Don’t buy I1 clarity based on the grade alone. Buy a specific stone, after watching its video, after checking its GIA report, and ideally after asking whether the main inclusion can be tucked under a prong. Do that, and I1 can be one of the smartest ways to stretch an engagement ring budget. Skip that step, and it’s one of the easiest ways to end up disappointed every time you look down at your hand.
Frequently Asked Questions
What does I1 diamond clarity mean?
I1 stands for “Included 1” — the highest (best) grade within GIA’s Included category, and the eighth-highest clarity grade overall out of eleven.

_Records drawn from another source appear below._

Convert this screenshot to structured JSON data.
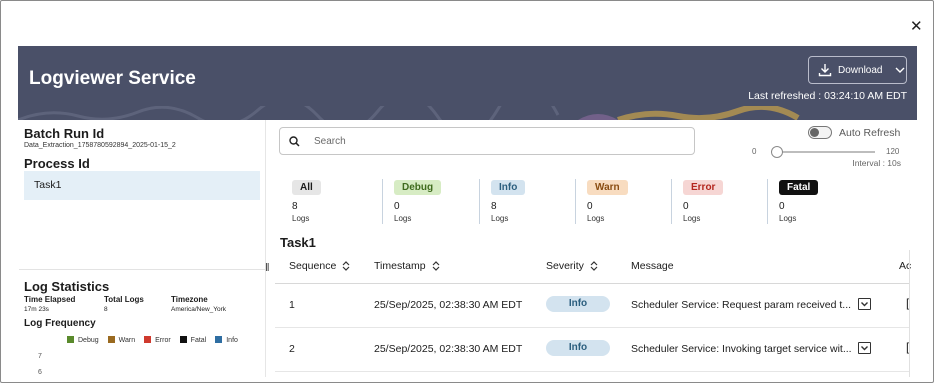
{
  "close_glyph": "✕",
  "header": {
    "title": "Logviewer Service",
    "download_label": "Download",
    "last_refreshed_label": "Last refreshed :",
    "last_refreshed_value": "03:24:10 AM EDT",
    "banner_color": "#4a5068"
  },
  "left_panel": {
    "batch_run_label": "Batch Run Id",
    "batch_run_value": "Data_Extraction_1758780592894_2025-01-15_2",
    "process_label": "Process Id",
    "process_items": [
      "Task1"
    ],
    "stats_title": "Log Statistics",
    "stats": [
      {
        "label": "Time Elapsed",
        "value": "17m 23s"
      },
      {
        "label": "Total Logs",
        "value": "8"
      },
      {
        "label": "Timezone",
        "value": "America/New_York"
      }
    ],
    "freq_title": "Log Frequency",
    "legend": [
      {
        "name": "Debug",
        "color": "#5a8a2c"
      },
      {
        "name": "Warn",
        "color": "#9a6a20"
      },
      {
        "name": "Error",
        "color": "#cf3a2e"
      },
      {
        "name": "Fatal",
        "color": "#111111"
      },
      {
        "name": "Info",
        "color": "#2f6ea2"
      }
    ],
    "y_ticks": [
      "7",
      "6"
    ]
  },
  "controls": {
    "search_placeholder": "Search",
    "auto_refresh_label": "Auto Refresh",
    "auto_refresh_on": false,
    "slider_min": "0",
    "slider_max": "120",
    "slider_value": 0,
    "interval_label": "Interval : 10s"
  },
  "severity": [
    {
      "name": "All",
      "count": "8",
      "unit": "Logs",
      "bg": "#e6e6e6",
      "fg": "#1c1c1c"
    },
    {
      "name": "Debug",
      "count": "0",
      "unit": "Logs",
      "bg": "#d7ecc4",
      "fg": "#3f6b1e"
    },
    {
      "name": "Info",
      "count": "8",
      "unit": "Logs",
      "bg": "#d3e3ef",
      "fg": "#2b5e7e"
    },
    {
      "name": "Warn",
      "count": "0",
      "unit": "Logs",
      "bg": "#f8dcc0",
      "fg": "#8a4d12"
    },
    {
      "name": "Error",
      "count": "0",
      "unit": "Logs",
      "bg": "#f6d6d4",
      "fg": "#b3261e"
    },
    {
      "name": "Fatal",
      "count": "0",
      "unit": "Logs",
      "bg": "#111111",
      "fg": "#ffffff"
    }
  ],
  "table": {
    "title": "Task1",
    "columns": [
      "Sequence",
      "Timestamp",
      "Severity",
      "Message",
      "Ac"
    ],
    "rows": [
      {
        "sequence": "1",
        "timestamp": "25/Sep/2025, 02:38:30 AM EDT",
        "severity": "Info",
        "message": "Scheduler Service: Request param received t..."
      },
      {
        "sequence": "2",
        "timestamp": "25/Sep/2025, 02:38:30 AM EDT",
        "severity": "Info",
        "message": "Scheduler Service: Invoking target service wit..."
      }
    ]
  }
}
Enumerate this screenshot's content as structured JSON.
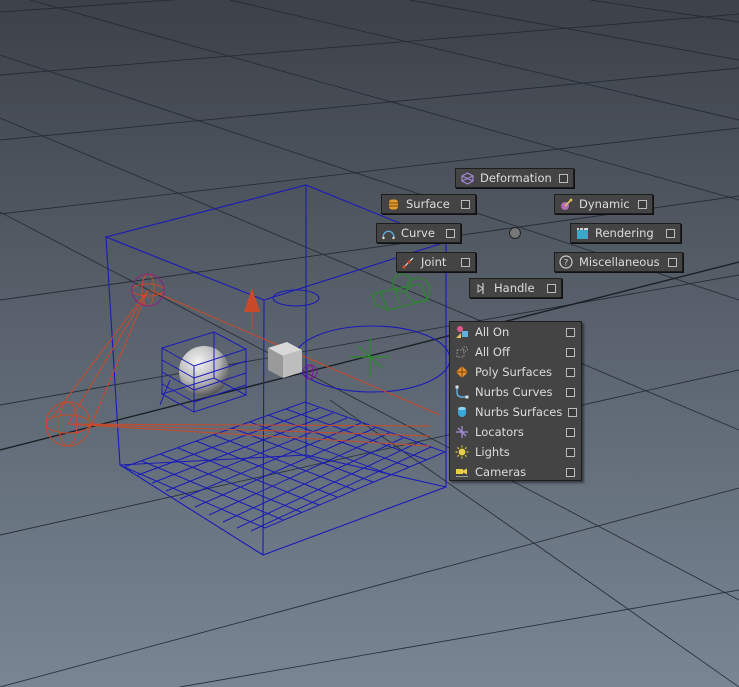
{
  "radial": {
    "deformation": {
      "label": "Deformation",
      "icon": "deformation-icon"
    },
    "surface": {
      "label": "Surface",
      "icon": "surface-icon"
    },
    "dynamic": {
      "label": "Dynamic",
      "icon": "dynamic-icon"
    },
    "curve": {
      "label": "Curve",
      "icon": "curve-icon"
    },
    "rendering": {
      "label": "Rendering",
      "icon": "rendering-icon"
    },
    "joint": {
      "label": "Joint",
      "icon": "joint-icon"
    },
    "miscellaneous": {
      "label": "Miscellaneous",
      "icon": "question-icon"
    },
    "handle": {
      "label": "Handle",
      "icon": "handle-icon"
    }
  },
  "menu": {
    "items": [
      {
        "label": "All On",
        "icon": "all-on-icon"
      },
      {
        "label": "All Off",
        "icon": "all-off-icon"
      },
      {
        "label": "Poly Surfaces",
        "icon": "poly-surfaces-icon"
      },
      {
        "label": "Nurbs Curves",
        "icon": "nurbs-curves-icon"
      },
      {
        "label": "Nurbs Surfaces",
        "icon": "nurbs-surfaces-icon"
      },
      {
        "label": "Locators",
        "icon": "locators-icon"
      },
      {
        "label": "Lights",
        "icon": "lights-icon"
      },
      {
        "label": "Cameras",
        "icon": "cameras-icon"
      }
    ]
  },
  "colors": {
    "viewport_top": "#3d4149",
    "viewport_bottom": "#778593",
    "grid": "#222b33",
    "selection": "#1a1ab0",
    "joint": "#c9492a",
    "locator": "#2a8a2a"
  }
}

Inclusions in I1 diamonds are clearly visible under 10x magnification and are often visible to the naked eye, though visibility varies significantly from stone to stone depending on the size, color, and location of the inclusions.
Is I1 diamond clarity good for an engagement ring?
It depends on the specific stone and shape. I1 can work reasonably well in brilliant cuts — round, cushion, oval, radiant — where strong light return helps mask minor inclusions, especially in smaller carat weights. It’s a poor fit for step cuts like emerald and Asscher, where inclusions are far more visible, and for larger center stones where any flaw scales up along with the diamond.
What’s the difference between I1 and I2 clarity?
I1 and I2 sit next to each other on the GIA scale, but the practical difference is significant. I1 diamonds occasionally appear eye-clean, particularly in smaller, well-cut brilliant shapes. I2 diamonds almost never do — inclusions are typically visible at a normal viewing distance, and in some cases noticeably affect brilliance. I1 is generally the lowest clarity grade worth considering for a center stone; I2 usually isn’t.
Is SI1 or I1 better for an engagement ring?
SI1 is better for the vast majority of buyers. SI1 diamonds are frequently eye-clean, while I1 diamonds frequently aren’t. The price gap between a well-cut SI1 and a well-cut I1 of the same size is often smaller than the clarity difference would suggest, which makes SI1 the stronger value in most direct comparisons. Read more on SI1 clarity here.
How much cheaper is an I1 diamond than SI1 or VS2?
As a rough guideline, I1 diamonds typically run about 10–20% less than a comparable SI1, and roughly 30–45% less than a comparable VS2 — though the exact gap depends on carat weight, shape, and current market pricing. The discount grows in dollar terms, though not always in percentage terms, as carat weight increases.
Can a jeweler hide an inclusion in an I1 diamond when it’s set into a ring?
Sometimes, yes — for inclusions positioned near the edge of the stone. A jeweler can occasionally orient the diamond so a prong sits directly over a small edge inclusion, effectively covering it in the finished setting. This doesn’t work for inclusions positioned under the table or deep within the stone, but it’s worth asking about if you’re considering an I1 diamond with one borderline flaw near the girdle.
Does GIA certify I1 clarity diamonds, or only higher grades?
GIA grades diamonds across the entire clarity scale, including I1, I2, and I3 — there’s no clarity floor below which GIA won’t issue a report. A GIA-certified I1 is graded to the same consistent standard as a GIA-certified VVS1, which is exactly why a GIA report matters more, not less, at lower clarity grades: it’s your guarantee that “I1” actually means I1, rather than a more lenient in-house estimate.